Child killer to be questioned over unsolved murders

Gardaí are seeking to question convicted child killer Robert Howard about a series of unsolved murders of women, it emerged today.

Child killer to be questioned over unsolved murders

Gardaí are seeking to question convicted child killer Robert Howard about a series of unsolved murders of women, it emerged today.

Files on the cases were reopened following the conclusion of court proceedings in Britain and the North.

Detectives have requested permission to ask 61-year-old Howard, who is originally from Wolf Hill, Co Laois, about his movements in the 1980s and 1990s, when he travelled extensively throughout Ireland staying at more than a dozen addresses.

Howard is currently serving a life sentence for the murder of 14-year-old south London schoolgirl Hannah Williams, whose body he dumped at a disused cement works in Northfleet, Kent.

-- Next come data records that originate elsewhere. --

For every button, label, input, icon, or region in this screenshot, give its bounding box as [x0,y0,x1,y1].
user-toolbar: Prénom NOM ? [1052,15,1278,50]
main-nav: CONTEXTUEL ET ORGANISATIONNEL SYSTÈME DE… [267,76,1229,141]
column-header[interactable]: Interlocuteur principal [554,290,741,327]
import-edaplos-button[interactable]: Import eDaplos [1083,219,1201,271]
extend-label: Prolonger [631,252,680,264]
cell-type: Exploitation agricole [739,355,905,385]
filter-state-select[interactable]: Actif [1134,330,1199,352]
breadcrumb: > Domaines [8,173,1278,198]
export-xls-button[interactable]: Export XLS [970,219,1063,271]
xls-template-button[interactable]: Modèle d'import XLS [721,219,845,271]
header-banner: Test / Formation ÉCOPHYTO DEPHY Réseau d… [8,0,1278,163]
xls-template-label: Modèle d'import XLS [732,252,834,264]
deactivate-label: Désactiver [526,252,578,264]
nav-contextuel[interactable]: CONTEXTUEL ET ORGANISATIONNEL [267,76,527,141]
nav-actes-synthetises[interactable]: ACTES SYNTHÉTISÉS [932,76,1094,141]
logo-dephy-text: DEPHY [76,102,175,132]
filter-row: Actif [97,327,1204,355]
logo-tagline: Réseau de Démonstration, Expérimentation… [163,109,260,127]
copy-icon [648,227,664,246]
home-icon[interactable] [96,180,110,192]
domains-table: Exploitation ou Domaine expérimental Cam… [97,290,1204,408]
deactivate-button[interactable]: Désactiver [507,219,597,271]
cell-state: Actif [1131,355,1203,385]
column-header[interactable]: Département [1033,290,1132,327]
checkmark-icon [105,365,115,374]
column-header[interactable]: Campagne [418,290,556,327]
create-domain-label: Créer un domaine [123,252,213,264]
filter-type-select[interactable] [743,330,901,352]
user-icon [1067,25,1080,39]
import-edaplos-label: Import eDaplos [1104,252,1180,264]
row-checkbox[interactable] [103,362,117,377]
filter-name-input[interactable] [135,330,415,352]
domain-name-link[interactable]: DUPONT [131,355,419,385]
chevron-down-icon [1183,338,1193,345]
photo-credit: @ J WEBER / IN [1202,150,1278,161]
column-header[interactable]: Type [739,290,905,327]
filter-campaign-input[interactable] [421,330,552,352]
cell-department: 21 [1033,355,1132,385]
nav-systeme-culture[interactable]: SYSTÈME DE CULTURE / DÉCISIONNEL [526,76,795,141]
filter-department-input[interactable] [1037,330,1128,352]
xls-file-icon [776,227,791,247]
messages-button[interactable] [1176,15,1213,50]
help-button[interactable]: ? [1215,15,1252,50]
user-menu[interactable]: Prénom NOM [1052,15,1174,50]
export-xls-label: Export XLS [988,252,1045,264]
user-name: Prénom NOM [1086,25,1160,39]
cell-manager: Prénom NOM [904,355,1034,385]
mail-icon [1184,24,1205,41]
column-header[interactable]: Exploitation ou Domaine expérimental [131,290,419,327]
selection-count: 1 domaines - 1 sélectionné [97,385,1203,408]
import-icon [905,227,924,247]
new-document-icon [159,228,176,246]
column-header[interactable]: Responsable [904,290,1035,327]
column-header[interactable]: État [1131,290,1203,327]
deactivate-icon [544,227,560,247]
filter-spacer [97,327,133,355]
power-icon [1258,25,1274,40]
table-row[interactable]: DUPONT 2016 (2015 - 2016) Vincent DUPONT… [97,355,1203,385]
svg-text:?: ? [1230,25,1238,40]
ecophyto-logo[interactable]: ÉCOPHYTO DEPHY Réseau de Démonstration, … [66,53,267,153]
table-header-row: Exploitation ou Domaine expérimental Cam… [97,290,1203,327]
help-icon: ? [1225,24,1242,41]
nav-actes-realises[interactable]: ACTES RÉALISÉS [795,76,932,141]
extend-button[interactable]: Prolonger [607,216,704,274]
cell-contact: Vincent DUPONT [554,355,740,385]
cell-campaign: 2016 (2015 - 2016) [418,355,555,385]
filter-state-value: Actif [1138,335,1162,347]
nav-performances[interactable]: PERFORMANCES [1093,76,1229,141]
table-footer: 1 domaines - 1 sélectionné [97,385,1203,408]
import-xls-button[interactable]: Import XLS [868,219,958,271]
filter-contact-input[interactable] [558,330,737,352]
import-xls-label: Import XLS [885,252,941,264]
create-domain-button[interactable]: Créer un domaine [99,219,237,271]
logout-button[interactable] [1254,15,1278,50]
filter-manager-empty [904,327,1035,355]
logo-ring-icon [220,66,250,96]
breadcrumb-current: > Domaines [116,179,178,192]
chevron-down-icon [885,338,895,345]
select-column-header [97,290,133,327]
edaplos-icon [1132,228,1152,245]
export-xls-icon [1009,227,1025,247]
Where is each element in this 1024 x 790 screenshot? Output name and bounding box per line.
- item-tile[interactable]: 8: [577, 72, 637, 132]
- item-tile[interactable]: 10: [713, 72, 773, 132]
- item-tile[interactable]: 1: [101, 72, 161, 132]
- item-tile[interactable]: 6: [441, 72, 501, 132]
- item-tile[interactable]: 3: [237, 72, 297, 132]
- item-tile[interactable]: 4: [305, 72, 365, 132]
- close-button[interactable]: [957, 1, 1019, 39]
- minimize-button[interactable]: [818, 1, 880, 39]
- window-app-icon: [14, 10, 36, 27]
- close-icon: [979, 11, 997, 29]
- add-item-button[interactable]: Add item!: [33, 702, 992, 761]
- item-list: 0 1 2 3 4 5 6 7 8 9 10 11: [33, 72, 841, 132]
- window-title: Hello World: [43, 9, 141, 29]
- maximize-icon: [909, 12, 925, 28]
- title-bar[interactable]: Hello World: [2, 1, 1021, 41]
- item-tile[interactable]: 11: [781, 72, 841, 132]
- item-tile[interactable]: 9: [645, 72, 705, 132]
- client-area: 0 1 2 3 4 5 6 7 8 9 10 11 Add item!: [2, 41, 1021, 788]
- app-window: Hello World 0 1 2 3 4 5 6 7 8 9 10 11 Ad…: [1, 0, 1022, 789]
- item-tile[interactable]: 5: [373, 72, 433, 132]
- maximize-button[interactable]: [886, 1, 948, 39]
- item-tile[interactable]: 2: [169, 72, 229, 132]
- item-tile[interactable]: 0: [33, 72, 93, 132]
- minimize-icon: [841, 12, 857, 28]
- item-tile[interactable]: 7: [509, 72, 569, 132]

He was cleared of murdering 15-year-old Arlene Arkinson following a trial at Belfast Crown Court earlier this year, but her family said the jury in the case should have been told of Howard’s past before reaching their verdict.

At the height of the investigation into the disappearance of the schoolgirl in County Tyrone in 1994, police on both sides of the border had at least two meetings to discuss Howard’s possible involvement in a string of unsolved cases in the Republic involving women.

The Royal Ulster Constabulary officers who attended the meetings were Detective Chief Superintendent Eric Anderson, who would later lead the police probe into the 1998 Omagh bomb, and Detective Chief Superintendent Brian McVicar.

Gardaí was represented by two officers who were later forced to leave the force because of a corruption scandal in County Donegal.

Superintendent Kevin Lennon was dismissed from the Gardaí in October 2004 after a damning report by the Morris Tribunal into hoax weapons finds.

Chief Superintendent Denis Fitzpatrick quit after criticism by the tribunal of his failure to properly investigate the allegations against his officers.

At meetings on both sides of the border the officers exchanged notes on Howard but gardaí were particularly interested in similarities with cases in the Republic.

Gardaí kept a close watch on developments in the Arkinson case, meeting detectives from Northern Ireland in Dublin in March 2002.

Howard has been preying on young girls for five decades – drifting from community to community offering his services as a tradesman.

His first sex attack was in London in 1964 when he carried out a vile sex act on a six-year-old girl during a burglary. He was also convicted of attempted rape and aggravated burglary in Durham.

In 1974 he received a 10-year sentence for rape in Cork.

He was released after seven years in Mountjoy Prison in Dublin.

But as there was no sex offenders register to catalogue crimes from the 1970s, he was free to drift into communities and ingratiate himself with locals unaware of his past.

Detectives in the Republic have traced him to at least three addresses in Dublin and also in counties Wexford and Monaghan.

North of the border, he is believed to have lived in Newry, Co Down, Castlederg and Cookstown, Co Tyrone, where he was under 24-hour surveillance.

While living in Castlederg in 1994, Howard was accused of raping a 16-year-old girl. He insisted the sex was consensual and was given bail.

Around August 1994, while he was on bail, Arlene Arkinson disappeared and he was questioned by the RUC.

Much to the concern of detectives, Howard was convicted of a lesser charge in the case against him over the 16-year-old.

He received a three-year sentence, suspended for five years, for having unlawful sex with a girl under the age of 17.

The RUC tracked Howard as he left Castlederg for a new address in Cookstown.

They placed him under 24-hour surveillance, with a wiretap on his phone.

In 1995 Howard left for Scotland, where he managed to secure a council home in Drumchapel, near Glasgow.

However he was hounded out of the estate after his past was exposed by a newspaper, moving to a hostel in Bishopbriggs near East Dunbartonshire before moving to London and eventually Northfleet in Kent where he went on to murder 14-year-old Hannah Williams in 2001.

Detectives charged Howard with murdering Arlene Arkinson in May 2002 but just over three years later a jury found him not guilty.